Okay, und nach dieser Pflichtlektüre sei Ihnen noch etwas Leichtes gegönnt, für den Urlaub, auch da haben die aktuellen Bestellerlisten so einiges zu bieten, natürlich: Zum Beispiel “Spur der Schatten”, den zweiten Teil der “Lost in Fuseta”-Reihe von Gil Ribeiro. Ist zwar nicht mehr ganz so originell wie der erste Streich, aber das Konzept mit dem autistisch-biederdeutschen Polizisten, der ins pralle Leben nach Portugal versetzt wurde, funktioniert immer noch ganz gut; dann zumindest, wenn´s um unverfängliche Unterhaltung geht. Von Guillaume Musso, dem französischen Bestsellerlieferanten zeitgenössischer Liebesgeschichten gibt´s auch was Neues – “Das Atelier in Paris” (Piper, Euro 16,99, übersetzt von Bettina Runge).
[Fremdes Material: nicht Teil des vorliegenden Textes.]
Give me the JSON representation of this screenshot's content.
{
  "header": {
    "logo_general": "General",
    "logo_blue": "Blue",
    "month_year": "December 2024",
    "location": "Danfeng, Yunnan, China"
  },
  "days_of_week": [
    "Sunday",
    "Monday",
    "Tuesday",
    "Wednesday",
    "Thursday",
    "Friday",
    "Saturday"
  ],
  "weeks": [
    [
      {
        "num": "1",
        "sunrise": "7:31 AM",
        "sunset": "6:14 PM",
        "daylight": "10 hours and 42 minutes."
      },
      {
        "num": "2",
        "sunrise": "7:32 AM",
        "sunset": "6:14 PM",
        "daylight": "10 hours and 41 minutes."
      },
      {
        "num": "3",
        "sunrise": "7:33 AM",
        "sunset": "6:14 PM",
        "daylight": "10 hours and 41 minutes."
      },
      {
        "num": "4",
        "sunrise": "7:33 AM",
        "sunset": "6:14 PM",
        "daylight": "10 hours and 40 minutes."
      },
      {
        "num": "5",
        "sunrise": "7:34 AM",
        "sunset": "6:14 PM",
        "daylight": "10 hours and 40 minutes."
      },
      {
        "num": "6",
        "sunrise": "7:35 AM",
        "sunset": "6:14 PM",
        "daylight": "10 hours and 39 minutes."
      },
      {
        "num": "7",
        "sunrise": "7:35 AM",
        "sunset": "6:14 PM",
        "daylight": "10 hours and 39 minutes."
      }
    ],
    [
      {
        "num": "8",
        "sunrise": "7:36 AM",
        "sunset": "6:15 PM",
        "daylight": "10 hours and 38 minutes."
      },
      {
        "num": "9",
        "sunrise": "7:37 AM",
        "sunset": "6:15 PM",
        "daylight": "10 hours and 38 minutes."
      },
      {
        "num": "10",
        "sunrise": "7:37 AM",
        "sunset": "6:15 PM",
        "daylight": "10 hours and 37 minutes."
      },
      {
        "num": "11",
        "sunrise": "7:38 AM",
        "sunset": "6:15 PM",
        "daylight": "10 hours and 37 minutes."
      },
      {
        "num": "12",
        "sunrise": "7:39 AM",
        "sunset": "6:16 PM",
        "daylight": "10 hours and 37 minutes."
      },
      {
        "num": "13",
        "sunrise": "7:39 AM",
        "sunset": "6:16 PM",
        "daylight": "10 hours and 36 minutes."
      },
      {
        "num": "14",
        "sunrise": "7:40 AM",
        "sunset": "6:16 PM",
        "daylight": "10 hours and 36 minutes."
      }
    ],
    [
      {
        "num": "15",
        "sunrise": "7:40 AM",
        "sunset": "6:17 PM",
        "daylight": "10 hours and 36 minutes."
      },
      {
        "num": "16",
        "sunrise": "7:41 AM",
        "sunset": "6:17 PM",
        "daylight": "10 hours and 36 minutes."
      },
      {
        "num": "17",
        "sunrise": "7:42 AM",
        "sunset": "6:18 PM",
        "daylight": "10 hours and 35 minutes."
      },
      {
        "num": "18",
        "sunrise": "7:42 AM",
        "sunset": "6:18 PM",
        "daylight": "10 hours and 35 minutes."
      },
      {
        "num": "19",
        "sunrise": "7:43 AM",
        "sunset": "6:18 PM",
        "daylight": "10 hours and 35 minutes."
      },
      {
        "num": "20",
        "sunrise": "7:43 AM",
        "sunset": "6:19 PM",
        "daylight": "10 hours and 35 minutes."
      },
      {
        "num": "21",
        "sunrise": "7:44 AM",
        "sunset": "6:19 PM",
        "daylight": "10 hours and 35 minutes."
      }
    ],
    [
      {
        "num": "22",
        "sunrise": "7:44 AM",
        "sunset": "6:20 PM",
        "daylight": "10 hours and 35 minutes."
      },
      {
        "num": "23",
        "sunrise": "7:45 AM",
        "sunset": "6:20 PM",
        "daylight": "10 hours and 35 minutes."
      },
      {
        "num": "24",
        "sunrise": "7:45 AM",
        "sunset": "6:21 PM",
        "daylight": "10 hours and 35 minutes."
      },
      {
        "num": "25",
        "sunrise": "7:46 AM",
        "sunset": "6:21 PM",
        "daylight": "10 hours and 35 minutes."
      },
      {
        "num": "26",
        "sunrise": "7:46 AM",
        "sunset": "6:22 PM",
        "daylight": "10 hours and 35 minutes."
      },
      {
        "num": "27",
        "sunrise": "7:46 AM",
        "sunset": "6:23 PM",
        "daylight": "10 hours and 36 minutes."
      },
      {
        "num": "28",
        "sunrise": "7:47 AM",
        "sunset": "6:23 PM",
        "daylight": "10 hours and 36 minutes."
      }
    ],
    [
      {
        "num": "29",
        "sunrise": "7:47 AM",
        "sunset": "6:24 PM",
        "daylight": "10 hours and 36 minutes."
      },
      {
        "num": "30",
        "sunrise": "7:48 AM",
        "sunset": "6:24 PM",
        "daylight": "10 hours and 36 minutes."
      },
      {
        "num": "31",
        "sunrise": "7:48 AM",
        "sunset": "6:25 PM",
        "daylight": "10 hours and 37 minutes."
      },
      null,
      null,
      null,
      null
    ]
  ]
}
Zwei einander bis dato unbekannten Menschen, Frau und Mann, klar, wurde ein- und dasselbe Atelier synchron vermietet, gemeinsam müssen sie ein dunkles Geheimnis lichten – eine typische Musso-Idee, kann man machen, keine Frage, ist auf jeden Fall eine ganz und gar entspannte Strandlektüre.